We want anything that will help us numb the pain, walk around it, and hope that it will go away.

But pain doesn't go away by ignoring it. The only way you can get pain to go away is by stepping into it.

But in stepping into it, it marks you. Deeply.

And this is where my faith in Jesus comes in.

Jesus literally embraced the pain of the world, walked straight into, and felt the entire weight of it, so that we no longer have to be controlled by it.

We will still feel pain. But we no longer have to be beholden to it. There is another way. A Better Way.

So what does this have to do with me and Seattle + Roscommon County?

Seattle was a season of deep pain, but deep healing for me. It holds so much hope in so many parts of my life.

I take that deep pain, deep healing, and deep hope with me now as I live and lead in Roscommon County. There is deep pain here, and the deep pain can only be faced by those who have faced their own deep pain.

Everything else is an inadequate bandaid.

Part of my learning here is realizing how little I actually know. I have so much to learn, and so much more growth to embrace.

There's always another invitation to step into the pain in my life. But as I do that, as I step into the pain of my life, the pain of others, what I've come to call The Most Difficult Path, that's where real healing begins to happen.

This is The Most Difficult Path.

And you're invited to step into. When you're feeling alone, and anxious, and controlled, and worried, it may be you're being invited to deal with pain. Maybe not. But, I've found for me, that's often what it has been.

You need a guide to do this kind of work, so I implore you to find one. Make it a priority. You're worth it, you know.

And if you need a place to lay down some roots, may I invite you to where you're heart comes alive and in so doing can bring some healing into the world? For me, for this season, this is Roscommon County. There's so much goodness here, even though I often feel like I don't belong.

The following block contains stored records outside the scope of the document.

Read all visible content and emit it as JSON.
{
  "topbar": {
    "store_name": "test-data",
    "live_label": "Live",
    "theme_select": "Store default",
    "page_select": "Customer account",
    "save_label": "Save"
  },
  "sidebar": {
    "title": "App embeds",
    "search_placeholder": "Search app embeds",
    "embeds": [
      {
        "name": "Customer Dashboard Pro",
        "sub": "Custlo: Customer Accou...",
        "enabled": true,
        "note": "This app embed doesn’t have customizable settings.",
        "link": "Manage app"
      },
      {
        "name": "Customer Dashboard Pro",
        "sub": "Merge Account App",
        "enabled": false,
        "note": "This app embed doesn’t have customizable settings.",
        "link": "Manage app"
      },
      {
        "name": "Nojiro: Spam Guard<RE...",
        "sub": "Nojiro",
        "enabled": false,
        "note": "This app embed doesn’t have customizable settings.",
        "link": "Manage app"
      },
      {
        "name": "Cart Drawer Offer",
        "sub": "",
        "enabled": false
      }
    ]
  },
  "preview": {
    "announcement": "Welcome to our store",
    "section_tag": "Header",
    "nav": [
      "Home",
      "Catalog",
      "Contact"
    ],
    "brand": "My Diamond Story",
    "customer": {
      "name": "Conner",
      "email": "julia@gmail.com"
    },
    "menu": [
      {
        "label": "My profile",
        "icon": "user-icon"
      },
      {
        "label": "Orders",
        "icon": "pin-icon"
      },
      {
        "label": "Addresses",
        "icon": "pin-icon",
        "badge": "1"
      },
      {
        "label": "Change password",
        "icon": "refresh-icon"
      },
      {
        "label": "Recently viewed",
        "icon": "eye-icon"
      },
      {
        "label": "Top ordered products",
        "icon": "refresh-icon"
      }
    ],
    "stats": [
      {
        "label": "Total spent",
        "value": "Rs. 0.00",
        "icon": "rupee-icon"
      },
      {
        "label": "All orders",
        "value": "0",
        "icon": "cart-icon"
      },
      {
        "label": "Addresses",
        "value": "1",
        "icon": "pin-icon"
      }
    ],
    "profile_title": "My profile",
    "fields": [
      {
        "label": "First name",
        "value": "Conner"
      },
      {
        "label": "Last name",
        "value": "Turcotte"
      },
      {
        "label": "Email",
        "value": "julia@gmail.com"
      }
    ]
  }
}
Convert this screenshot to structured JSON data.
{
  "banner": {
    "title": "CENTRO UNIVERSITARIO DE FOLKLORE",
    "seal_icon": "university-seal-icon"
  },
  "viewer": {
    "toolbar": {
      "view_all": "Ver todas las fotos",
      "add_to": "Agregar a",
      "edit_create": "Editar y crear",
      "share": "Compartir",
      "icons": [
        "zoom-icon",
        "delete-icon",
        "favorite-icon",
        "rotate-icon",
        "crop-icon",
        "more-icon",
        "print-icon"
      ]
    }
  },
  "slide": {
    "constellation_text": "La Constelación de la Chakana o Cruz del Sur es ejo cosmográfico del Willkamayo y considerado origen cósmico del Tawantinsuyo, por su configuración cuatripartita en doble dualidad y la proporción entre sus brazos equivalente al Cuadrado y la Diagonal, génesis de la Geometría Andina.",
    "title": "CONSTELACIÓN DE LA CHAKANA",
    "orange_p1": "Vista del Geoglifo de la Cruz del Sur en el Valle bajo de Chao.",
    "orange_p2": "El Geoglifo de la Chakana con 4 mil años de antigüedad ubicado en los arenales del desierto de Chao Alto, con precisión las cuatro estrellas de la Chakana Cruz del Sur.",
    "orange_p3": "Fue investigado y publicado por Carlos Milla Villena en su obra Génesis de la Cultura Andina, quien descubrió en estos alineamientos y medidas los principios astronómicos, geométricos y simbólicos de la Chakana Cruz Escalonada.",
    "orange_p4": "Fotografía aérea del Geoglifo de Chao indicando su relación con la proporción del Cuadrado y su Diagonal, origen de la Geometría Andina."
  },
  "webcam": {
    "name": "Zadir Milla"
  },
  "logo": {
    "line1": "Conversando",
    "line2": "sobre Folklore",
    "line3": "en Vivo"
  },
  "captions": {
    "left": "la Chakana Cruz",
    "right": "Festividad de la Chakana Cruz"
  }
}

But I'm reminded often that I belong everywhere, and nowhere. I belong to myself, the self that God is knitting together in my life, as I continue to step into pain and brokenness.

I belong there. Right where the beauty and the brokenness intersect.

This is truly The Most Difficult Path, but it is the only place I can be while I do my living, if I want to truly live.

So may you see your pain for what it is.

May you embrace it, and chose to learn from it.

May you step into The Most Difficult Path.

And in doing so, may you find something of the healing and connection that you so desperately long for.